3. Current State in Constellation
Constellation already has the correct foundation:
- shared audit schema and helpers in
packages/platform/db - immutable audit table in
audit.audit_entries auditCritical()inpackages/platform/audit- audit query tool in Directory
- project-tracker audit UI and API stubs awaiting platform integration
Relevant current files:
packages/platform/db/src/audit.tspackages/platform/db/migrations/001_audit_entries.sqlpackages/platform/audit/src/audit-critical.tsapps/directory/src/server/tools/audit.tools.tsapps/project-tracker/src/app/api/audit/route.tsapps/project-tracker/src/lib/entity-audit.tsapps/project-tracker/src/components/audit/AuditTrail.tsx
The largest gap is not storage. The gap is consistent capture and usage across apps, retention and compliance, and developer ergonomics.
4. Goals
- Every state-changing business operation produces exactly one canonical audit entry.
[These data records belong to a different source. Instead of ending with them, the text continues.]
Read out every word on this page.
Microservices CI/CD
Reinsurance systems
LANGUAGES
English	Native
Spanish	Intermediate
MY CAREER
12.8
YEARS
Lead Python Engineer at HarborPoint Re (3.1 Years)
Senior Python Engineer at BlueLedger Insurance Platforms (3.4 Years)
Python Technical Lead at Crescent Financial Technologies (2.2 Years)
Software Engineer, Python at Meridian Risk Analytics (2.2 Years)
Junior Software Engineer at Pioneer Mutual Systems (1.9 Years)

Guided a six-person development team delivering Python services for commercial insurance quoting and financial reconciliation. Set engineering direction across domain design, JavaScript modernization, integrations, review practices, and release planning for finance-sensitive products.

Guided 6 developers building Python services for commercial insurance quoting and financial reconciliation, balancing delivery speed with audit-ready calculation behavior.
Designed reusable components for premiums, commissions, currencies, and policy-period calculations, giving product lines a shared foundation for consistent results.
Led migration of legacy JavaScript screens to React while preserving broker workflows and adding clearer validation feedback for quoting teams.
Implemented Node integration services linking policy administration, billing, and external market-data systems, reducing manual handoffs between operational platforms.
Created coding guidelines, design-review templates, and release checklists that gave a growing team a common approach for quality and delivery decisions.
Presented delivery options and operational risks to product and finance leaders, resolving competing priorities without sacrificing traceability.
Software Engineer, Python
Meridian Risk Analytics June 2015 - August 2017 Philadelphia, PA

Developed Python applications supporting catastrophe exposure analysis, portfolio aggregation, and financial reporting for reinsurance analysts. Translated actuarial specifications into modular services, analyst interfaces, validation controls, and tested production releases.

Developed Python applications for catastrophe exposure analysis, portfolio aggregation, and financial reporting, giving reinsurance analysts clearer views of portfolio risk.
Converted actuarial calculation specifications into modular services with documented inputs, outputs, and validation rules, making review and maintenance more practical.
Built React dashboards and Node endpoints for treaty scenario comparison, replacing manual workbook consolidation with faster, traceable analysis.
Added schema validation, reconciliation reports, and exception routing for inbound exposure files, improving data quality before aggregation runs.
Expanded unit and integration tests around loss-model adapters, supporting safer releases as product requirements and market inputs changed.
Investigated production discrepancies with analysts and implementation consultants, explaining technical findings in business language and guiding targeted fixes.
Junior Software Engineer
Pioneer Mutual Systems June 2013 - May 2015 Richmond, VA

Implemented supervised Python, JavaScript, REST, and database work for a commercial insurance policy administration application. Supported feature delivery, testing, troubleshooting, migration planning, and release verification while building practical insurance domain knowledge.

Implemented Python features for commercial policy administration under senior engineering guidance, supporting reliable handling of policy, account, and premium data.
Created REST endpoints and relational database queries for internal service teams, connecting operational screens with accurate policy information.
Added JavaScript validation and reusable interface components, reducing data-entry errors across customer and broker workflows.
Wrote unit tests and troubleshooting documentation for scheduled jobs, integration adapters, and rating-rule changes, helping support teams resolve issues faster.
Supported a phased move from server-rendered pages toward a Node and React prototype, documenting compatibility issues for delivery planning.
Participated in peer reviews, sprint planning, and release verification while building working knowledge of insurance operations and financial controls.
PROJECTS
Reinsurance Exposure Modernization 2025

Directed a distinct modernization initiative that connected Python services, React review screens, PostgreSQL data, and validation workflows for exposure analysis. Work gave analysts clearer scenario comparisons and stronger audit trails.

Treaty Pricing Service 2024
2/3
- Audit entries are written atomically with the state mutation they describe.
- Audit is reusable across all modules without per-app schema duplication.
- Audit history can be queried by tenant, actor, resource, organisation, and related resource.
- Security-sensitive actions can trigger guaranteed durable downstream processing.
- UI consumers can render a per-resource version history from shared APIs.
- The design supports defence-tier tamper-evident chaining with a concrete implementation path.
- Audit data minimises PII surface (IP truncation, context_json PII prohibition) while retaining actor identity for investigations per GDPR Article 17(3) exemptions.
- Failed and denied operations are captured alongside successes.
- Operational health of the audit subsystem is continuously monitored.
5. Non-Goals
- This spec does not create a standalone audit microservice or app.
- This spec does not replace domain events with audit events.
- This spec does not require all read-access events to be logged immediately; access logging is defined as a separate extension path.
- This spec does not introduce a generic CRUD framework for Constellation.
- This spec does not require undo/redo support.
Open Mercato's undo/redo-capable action log is informative, but Constellation should not inherit that as a platform requirement.